# TV LED se le queman los LED



## coriano632 (Jul 5, 2018)

Hola qué tal amigo, tengo un TV Sankey LED de 32 pulgadas que ya lo he reparado 3 veces porque se le han quemado 1 LED, en el mismo sustuyo el LED quemado en cada ocasión y se quema otro en la misma fila o en otra. La última vez q*ue* lo repare medí el voltaje en standby, en el cual me arrojaba un voltaje de 37 voltios, luego al encenderlo, por unos 6 segundos que es cuando aparece el logo de Sankey en la pantalla, da un voltaje de más de 110 voltios y luego va bajando el voltaje hasta estabilizarse en 50 voltios que es cuando ya se puede ver los canales de tv.

Ahora, quisiera saber si ese "pico" de más de 110 voltios es normal o sería una muy posible causa de que quemen los LED de mi tv? De ser así, podría colocar alguna especie de regulador de voltaje en la alimentación de los LED? Porque intenté colocarle una resistencia pero no me sirvió porque queda muy opaco el tv. De antemano gracias cualquier recomendación...


----------



## ricbevi (Jul 5, 2018)

En mi poca experiencia con LED en series, cuando se quema uno de esta hay que cambiar todos los que están en serie si no pasa eso...te lo pasas cambiando LED.

Una de las mejores forma que duren es no forzar/configurar el backlight a mas del 50%.
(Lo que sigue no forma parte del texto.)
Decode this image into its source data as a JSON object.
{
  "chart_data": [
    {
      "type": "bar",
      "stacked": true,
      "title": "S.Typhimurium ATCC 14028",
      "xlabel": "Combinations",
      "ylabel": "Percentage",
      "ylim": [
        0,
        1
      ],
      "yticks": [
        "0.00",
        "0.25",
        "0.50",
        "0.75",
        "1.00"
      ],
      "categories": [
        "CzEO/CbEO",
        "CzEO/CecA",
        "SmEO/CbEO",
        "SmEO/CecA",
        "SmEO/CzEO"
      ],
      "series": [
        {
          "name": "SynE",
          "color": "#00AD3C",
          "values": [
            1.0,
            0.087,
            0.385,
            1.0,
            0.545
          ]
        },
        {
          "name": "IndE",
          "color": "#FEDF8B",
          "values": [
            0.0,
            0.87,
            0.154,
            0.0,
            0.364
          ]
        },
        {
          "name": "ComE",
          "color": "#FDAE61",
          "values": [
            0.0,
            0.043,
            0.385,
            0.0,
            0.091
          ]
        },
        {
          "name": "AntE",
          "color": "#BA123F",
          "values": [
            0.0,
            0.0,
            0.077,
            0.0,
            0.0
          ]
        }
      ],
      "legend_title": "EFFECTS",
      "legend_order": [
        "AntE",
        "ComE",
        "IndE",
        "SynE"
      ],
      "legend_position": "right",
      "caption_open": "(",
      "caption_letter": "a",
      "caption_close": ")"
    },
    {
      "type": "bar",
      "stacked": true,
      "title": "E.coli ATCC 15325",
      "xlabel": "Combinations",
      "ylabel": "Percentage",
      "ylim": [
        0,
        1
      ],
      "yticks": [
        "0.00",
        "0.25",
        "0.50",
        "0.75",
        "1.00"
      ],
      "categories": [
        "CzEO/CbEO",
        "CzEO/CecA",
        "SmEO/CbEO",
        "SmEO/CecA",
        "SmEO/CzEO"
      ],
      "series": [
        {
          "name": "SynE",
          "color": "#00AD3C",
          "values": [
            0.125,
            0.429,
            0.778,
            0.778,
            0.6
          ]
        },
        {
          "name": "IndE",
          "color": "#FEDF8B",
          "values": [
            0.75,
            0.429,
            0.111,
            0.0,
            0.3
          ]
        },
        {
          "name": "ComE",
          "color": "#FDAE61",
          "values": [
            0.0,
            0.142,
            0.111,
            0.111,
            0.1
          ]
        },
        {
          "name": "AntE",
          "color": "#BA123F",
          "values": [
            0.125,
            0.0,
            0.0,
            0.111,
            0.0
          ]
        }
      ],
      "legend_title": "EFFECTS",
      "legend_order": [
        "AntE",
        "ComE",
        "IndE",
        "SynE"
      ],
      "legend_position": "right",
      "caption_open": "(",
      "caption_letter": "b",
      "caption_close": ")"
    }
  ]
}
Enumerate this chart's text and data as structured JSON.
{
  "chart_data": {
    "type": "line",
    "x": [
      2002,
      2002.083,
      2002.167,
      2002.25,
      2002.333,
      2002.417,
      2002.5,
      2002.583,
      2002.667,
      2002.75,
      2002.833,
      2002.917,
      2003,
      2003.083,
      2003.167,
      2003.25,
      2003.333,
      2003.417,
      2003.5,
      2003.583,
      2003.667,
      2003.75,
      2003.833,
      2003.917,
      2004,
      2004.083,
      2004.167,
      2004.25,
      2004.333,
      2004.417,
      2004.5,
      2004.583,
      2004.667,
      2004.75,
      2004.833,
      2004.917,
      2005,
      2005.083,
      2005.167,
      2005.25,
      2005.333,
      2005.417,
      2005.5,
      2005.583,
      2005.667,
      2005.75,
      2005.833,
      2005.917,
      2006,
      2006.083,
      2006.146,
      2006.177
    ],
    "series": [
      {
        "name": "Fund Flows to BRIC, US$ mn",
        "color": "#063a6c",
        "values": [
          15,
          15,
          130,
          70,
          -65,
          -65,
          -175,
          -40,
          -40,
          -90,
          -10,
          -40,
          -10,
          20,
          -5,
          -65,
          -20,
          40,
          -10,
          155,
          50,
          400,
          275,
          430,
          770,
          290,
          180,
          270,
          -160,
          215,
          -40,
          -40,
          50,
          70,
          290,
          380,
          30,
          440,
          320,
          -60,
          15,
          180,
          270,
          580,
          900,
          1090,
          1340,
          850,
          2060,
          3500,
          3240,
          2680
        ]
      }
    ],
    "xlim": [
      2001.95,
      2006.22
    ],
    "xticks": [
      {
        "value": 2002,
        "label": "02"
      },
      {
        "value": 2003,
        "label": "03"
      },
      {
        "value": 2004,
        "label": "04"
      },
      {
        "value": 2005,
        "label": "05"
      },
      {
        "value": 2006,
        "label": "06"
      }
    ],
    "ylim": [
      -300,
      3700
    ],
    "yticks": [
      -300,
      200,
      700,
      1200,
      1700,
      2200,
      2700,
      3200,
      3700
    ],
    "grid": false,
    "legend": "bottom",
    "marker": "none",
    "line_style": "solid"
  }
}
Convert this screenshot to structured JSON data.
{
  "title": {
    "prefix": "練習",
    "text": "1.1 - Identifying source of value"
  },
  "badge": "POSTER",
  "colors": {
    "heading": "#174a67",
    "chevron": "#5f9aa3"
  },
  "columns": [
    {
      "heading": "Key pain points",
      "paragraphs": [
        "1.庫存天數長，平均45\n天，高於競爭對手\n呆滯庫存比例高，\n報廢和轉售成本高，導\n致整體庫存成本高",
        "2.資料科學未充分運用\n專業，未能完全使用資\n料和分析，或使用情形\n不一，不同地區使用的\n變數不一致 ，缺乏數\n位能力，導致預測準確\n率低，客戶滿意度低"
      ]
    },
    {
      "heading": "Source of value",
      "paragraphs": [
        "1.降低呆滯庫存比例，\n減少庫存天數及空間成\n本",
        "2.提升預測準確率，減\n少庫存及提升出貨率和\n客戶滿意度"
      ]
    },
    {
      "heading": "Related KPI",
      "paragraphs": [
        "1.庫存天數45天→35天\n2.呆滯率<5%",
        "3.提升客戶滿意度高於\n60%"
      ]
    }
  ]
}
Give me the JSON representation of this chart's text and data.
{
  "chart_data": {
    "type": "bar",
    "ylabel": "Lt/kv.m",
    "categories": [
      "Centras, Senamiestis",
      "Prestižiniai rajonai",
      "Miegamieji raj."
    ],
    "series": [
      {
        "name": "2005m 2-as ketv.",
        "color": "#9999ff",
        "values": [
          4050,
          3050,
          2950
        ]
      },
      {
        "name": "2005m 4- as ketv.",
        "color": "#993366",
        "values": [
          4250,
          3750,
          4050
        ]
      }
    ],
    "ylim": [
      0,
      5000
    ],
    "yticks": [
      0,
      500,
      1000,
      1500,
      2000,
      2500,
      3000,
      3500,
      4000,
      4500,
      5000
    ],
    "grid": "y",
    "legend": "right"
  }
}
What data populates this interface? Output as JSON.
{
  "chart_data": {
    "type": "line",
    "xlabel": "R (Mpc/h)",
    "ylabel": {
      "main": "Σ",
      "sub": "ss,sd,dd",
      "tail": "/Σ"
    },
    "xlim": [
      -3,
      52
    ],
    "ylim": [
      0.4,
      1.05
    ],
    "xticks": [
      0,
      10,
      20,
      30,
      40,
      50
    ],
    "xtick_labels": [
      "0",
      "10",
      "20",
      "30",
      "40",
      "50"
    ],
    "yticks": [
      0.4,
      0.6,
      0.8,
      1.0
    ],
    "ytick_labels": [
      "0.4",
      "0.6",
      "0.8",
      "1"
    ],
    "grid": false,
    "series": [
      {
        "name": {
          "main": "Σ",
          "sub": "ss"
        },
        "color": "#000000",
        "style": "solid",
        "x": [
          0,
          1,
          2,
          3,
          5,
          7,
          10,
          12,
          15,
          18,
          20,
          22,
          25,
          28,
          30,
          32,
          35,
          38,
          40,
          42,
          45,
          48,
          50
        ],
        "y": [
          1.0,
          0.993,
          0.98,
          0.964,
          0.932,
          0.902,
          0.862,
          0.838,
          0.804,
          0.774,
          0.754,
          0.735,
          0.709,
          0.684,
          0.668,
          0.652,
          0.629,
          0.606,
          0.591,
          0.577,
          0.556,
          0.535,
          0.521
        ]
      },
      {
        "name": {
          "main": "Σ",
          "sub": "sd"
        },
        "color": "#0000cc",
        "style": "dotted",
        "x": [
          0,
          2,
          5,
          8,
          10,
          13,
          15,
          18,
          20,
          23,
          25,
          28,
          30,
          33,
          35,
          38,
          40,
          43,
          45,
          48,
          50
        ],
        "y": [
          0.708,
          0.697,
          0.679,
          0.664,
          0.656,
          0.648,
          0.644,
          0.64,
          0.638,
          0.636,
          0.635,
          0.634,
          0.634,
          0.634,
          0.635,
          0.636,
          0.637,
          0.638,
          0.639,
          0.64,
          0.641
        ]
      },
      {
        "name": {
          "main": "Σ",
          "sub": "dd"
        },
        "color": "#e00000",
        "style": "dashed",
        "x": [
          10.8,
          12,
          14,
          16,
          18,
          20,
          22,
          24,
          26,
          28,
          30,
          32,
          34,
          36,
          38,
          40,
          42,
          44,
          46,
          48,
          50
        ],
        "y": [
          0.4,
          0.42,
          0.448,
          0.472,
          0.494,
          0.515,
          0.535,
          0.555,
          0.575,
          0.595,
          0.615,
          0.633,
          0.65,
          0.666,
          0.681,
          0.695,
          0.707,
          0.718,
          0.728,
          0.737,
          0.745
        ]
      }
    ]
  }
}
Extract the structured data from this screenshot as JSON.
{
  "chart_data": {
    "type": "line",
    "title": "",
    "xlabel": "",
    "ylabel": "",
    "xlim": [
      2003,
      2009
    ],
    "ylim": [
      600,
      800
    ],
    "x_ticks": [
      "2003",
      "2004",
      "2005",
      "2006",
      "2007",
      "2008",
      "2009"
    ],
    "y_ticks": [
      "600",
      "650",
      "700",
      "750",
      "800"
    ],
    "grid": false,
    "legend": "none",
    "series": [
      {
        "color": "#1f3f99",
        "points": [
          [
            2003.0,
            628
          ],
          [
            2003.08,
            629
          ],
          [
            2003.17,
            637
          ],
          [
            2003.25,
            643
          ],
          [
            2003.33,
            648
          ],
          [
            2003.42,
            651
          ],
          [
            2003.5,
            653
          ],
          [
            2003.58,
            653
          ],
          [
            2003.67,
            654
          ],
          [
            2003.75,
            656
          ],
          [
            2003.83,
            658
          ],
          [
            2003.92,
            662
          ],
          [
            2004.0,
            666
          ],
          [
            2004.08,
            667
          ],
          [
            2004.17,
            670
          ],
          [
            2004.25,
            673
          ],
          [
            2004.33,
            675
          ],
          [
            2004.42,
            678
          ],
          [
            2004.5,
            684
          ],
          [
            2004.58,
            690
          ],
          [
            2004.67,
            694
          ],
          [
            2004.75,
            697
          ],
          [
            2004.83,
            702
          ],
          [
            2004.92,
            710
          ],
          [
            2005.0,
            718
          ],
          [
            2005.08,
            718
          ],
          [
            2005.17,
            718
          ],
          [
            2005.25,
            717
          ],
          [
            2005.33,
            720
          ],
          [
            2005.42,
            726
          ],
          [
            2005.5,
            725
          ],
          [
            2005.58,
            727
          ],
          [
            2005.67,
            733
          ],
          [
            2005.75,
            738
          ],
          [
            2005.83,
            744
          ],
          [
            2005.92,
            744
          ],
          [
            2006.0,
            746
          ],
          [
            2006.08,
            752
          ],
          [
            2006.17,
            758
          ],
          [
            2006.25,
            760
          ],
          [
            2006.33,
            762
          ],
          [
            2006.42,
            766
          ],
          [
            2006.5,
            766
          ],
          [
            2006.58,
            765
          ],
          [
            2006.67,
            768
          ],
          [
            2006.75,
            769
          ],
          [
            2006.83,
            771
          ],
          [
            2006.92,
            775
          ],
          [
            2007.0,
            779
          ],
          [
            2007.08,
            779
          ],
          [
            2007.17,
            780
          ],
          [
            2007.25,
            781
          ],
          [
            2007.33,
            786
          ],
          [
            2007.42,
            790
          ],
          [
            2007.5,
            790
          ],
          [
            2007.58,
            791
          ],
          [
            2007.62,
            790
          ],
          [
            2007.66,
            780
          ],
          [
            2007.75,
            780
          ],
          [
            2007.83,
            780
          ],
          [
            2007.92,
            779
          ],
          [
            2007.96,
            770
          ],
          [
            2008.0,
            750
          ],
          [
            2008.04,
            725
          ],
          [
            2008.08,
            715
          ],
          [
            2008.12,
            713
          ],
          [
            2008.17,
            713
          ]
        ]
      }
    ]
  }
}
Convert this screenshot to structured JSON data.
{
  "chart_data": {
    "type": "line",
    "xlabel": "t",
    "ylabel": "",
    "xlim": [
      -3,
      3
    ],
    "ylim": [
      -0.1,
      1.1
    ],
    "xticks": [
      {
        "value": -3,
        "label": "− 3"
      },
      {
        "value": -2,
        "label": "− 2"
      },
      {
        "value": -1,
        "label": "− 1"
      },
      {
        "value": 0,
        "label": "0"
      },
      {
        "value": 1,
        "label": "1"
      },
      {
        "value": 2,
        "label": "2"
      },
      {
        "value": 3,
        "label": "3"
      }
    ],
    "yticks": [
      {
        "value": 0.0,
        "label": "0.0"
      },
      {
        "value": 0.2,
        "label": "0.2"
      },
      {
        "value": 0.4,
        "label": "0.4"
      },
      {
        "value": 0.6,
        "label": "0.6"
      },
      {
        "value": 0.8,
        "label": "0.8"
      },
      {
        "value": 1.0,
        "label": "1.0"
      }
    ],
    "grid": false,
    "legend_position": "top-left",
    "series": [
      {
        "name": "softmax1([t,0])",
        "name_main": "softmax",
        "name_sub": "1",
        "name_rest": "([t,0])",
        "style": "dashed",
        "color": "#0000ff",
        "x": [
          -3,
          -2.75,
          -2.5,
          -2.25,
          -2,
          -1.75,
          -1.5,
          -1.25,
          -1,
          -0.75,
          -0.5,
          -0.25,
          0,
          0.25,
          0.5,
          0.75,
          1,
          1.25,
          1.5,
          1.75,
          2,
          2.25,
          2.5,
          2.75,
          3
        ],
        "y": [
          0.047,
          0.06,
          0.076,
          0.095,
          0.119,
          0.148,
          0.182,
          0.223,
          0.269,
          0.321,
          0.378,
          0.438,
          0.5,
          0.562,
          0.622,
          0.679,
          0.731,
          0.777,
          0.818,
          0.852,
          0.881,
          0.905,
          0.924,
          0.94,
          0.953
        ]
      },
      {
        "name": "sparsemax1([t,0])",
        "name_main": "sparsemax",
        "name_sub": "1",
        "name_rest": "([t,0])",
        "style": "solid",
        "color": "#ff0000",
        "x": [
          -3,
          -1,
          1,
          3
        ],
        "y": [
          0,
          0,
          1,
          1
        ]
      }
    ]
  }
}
Los led se controlan por su corriente por lo que un regulador de tensión poco aportara al control de la situación.

Ric.


----------



## DOSMETROS (Jul 5, 2018)

Cuantos leds lleva en total ?

Tratá de conseguir el diagrama de esa fuente para verla un poco . . .


----------



## sergiot (Jul 5, 2018)

No hace falta cambiar todos los led, yo reemplazo el quemado, pero lo saco de otra tira de led junto a la placa que viene soldado, de esa manera no toca la soldadura y la misma placa hace de disipador de calor, lo que puede suceder es que los led sean muy malos, o alguno está en corto, cosa que duda ya que lo verías apagado, lo que si he notado en todos los tv que me han traido es que el valor de "luz de fondo" en el menu esta al maximo siempre, yo lo que hago es bajarlo a la mitad, y asi no vuelve a quemar.


----------



## coriano632 (Jul 7, 2018)

ricbevi dijo:


> En mi poca experiencia con LED en series, cuando se quema uno de esta hay que cambiar todos los que están en serie si no pasa eso...te lo pasas cambiando LED.
> 
> Una de las mejores forma que duren es no forzar/configurar el backlight a mas del 50%.
> 
> ...





ricbevi dijo:


> En mi poca experiencia con LED en series, cuando se quema uno de esta hay que cambiar todos los que están en serie si no pasa eso...te lo pasas cambiando LED.
> 
> Una de las mejores forma que duren es no forzar/configurar el backlight a mas del 50%.
> 
> ...



Gracias por responder. Y pienso igual, en cambiarlos todos porque creo que son de muy mala calidad los LED que traen esas tiras. Hasta Trabajan con menos voltaje porque encienden con el multímetro en modo "diodo", bueno apenas pero los reemplazos q*ue*  he conseguido son marca LG de 3.6 vol y 300ma y estos encienden menos con el multímetro que los aún están "buenos" en las tiras.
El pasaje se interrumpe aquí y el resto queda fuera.